Foundations of Psychology
This is a brief explanation of psychology examining the roots of psychology and the need for the science.
Psychology was born from philosophy, when philosophers had a period of doubt about the limitations of morality, justice, and knowledge. In the late nineteenth century a need to understand the nature of thoughts, behaviors in minds, and feelings brought scientific investigation. Culture and biology have as much to do with psychology as philosophy does with the constraints of how a people think, feel, and act. Since this first laboratory psychology has answered many questions about the mind and the way people think. Psychology has been developed through biology, culture and philosophy whereas the school of thought in psychology helps with current perspectives.
Biology and Psychology
Behavioral neuroscience or biopsychology occurs when physicians or biologists not psychologist study electrical and chemical processes of the nervous system. On September 13, 1848 Phineas Gage set off an explosion that sent a bar through his head and change his personality. This accident set forth experiments producing surgical lesions in different regions of the animal’s brains to determine the effects on behavior. In 1836 Marc Dax a physician wrote a paper suggesting that aphasia or language disorders were associated with the brains left side. Localization of function was a major discover for behavioral neuroscience. Other discovers within the left hemisphere after Dax came from Paul Broca, who discovered that people with lesions in the left hemisphere’s front section could comprehend language but not speak. Carl Wernicke discovered that damage in the brain near Broca sections could speak fluently and follows grammar rules but made little sense. Just as much as the biology has to do with psychology the way a person was brought up also has an effect.
Culture and Psychology
Culture difference can create psychological difference. Margaret Mead and Ruth Benedict are the first psychologically sophisticated anthropologists to address the relationship of personality and culture. “They argued that individual psychology is fundamentally shaped by cultural values, ideals, and ways of thinking. (Kowalski & Westen, 2005)” A developing child will conform to standards set by his or her culture.

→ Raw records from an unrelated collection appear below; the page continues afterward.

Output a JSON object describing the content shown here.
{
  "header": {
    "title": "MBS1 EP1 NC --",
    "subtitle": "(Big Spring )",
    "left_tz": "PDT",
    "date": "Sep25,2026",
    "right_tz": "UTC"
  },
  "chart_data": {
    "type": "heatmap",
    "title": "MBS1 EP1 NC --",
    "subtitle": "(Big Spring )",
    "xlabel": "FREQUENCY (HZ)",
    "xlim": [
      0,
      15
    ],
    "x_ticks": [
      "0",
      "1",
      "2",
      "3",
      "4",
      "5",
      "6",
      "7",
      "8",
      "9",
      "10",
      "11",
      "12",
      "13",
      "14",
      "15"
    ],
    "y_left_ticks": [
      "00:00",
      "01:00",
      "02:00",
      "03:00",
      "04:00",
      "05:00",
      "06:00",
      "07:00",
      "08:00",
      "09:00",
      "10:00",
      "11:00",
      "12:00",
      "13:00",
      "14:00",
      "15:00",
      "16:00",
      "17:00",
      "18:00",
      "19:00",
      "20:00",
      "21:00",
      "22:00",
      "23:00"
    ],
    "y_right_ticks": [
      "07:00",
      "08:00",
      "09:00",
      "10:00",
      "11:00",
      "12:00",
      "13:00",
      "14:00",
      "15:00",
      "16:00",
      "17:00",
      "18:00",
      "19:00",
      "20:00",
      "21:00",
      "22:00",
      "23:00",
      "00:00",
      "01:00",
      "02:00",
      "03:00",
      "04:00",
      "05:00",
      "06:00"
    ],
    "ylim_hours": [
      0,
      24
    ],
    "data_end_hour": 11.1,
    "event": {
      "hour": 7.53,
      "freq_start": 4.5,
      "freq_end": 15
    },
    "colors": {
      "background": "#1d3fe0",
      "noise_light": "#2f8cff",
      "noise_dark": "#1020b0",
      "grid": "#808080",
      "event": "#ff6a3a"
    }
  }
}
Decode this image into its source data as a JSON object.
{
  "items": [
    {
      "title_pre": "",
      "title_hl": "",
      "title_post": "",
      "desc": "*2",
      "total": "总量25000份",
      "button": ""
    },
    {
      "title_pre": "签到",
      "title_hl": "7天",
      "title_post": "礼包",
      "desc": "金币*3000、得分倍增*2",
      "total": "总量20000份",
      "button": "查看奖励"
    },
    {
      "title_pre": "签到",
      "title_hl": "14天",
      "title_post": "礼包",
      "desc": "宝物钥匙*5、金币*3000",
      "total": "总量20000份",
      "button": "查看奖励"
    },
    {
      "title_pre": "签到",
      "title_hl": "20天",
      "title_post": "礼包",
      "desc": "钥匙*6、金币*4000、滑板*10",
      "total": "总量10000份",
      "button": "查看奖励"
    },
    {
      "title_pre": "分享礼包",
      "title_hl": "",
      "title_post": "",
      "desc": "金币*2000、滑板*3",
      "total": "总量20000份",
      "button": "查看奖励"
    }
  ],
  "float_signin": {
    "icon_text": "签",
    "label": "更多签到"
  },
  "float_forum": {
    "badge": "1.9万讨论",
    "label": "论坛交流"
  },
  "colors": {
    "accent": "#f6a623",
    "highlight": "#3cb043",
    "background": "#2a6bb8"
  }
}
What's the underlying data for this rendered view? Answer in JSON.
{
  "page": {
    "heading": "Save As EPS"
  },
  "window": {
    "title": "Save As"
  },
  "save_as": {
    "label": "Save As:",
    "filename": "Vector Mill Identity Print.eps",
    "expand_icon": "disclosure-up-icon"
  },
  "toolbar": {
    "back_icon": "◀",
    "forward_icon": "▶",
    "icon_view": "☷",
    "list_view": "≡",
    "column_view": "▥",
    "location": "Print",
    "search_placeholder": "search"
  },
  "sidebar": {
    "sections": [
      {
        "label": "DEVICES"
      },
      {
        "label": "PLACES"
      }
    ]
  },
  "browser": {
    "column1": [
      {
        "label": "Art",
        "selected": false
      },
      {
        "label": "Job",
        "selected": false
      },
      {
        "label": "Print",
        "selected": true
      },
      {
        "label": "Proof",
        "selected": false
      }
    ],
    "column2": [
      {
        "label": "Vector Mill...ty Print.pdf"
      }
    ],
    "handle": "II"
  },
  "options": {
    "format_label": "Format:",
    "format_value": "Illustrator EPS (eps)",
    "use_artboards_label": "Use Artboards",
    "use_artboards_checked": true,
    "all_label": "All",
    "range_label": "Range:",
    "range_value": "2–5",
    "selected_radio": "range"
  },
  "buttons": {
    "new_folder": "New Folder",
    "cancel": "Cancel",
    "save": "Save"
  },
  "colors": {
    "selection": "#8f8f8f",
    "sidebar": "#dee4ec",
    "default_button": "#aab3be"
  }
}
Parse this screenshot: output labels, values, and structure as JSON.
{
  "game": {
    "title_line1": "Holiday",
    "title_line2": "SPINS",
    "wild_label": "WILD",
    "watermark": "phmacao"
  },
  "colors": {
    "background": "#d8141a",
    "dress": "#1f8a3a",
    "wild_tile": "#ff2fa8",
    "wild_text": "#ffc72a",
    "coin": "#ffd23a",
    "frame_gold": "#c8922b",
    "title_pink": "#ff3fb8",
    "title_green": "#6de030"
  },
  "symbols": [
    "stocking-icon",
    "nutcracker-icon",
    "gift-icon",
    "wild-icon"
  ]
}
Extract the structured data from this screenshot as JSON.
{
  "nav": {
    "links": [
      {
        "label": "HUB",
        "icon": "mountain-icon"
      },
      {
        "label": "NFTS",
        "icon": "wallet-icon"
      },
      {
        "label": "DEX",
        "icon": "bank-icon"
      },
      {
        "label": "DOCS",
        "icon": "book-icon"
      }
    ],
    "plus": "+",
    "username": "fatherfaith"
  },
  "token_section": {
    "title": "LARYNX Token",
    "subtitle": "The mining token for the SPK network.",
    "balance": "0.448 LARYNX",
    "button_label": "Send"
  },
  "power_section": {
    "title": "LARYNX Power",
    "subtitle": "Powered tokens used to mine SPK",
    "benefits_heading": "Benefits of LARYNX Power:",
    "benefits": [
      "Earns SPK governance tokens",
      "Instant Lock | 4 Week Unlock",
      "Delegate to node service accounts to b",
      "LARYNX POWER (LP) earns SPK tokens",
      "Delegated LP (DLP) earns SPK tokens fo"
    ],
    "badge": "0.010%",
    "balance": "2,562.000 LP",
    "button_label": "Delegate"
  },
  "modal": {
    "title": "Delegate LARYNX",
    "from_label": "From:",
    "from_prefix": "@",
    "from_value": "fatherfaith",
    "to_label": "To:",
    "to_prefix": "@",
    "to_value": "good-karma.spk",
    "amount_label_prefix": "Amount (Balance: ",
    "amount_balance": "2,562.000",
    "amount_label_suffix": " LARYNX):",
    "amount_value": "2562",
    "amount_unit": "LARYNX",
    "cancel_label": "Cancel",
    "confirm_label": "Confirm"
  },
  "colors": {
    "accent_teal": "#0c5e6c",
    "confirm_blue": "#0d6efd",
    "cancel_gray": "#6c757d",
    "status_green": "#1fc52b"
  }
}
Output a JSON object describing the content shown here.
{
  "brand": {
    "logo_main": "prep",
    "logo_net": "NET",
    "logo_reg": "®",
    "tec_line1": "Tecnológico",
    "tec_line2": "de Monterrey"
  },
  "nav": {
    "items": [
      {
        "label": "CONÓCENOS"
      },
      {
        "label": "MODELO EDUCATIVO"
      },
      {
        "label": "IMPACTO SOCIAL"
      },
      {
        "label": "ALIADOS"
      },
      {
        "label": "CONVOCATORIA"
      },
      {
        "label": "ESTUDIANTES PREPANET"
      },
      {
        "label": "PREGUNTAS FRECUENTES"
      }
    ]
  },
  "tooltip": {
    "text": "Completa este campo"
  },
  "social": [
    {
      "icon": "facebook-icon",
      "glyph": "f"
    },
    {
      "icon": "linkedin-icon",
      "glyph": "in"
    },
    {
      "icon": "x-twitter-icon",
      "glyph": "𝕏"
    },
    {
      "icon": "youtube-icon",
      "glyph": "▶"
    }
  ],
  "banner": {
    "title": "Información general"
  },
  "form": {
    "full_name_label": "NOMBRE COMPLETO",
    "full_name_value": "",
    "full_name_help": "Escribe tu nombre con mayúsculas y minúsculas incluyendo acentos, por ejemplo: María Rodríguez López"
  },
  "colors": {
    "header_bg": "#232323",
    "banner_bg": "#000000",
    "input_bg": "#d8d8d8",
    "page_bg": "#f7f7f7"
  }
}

Psychological anthropologists observed the way child-rearing molds personalities.
Waking at a certain time, arriving and switching classes in a timely manner, even being punctual for work are not natural to humans but have become part of a person’s character or personality. Cross-cultural psychology was founded by a group of researchers pondering relationships between culture and psychological attributes. “Psychologists are now pondering the extent to which decades of research on topics such as memory, motivation, psychological disorders, and obedience have yielded results about people generally or about a particular group of people. (Kowalski & Westen, 2005)” Psychology can process the comparison and distinguish between universal and cultural processes with cross-cultural comparison. When philosophy wanted to know about nature, psychology was born.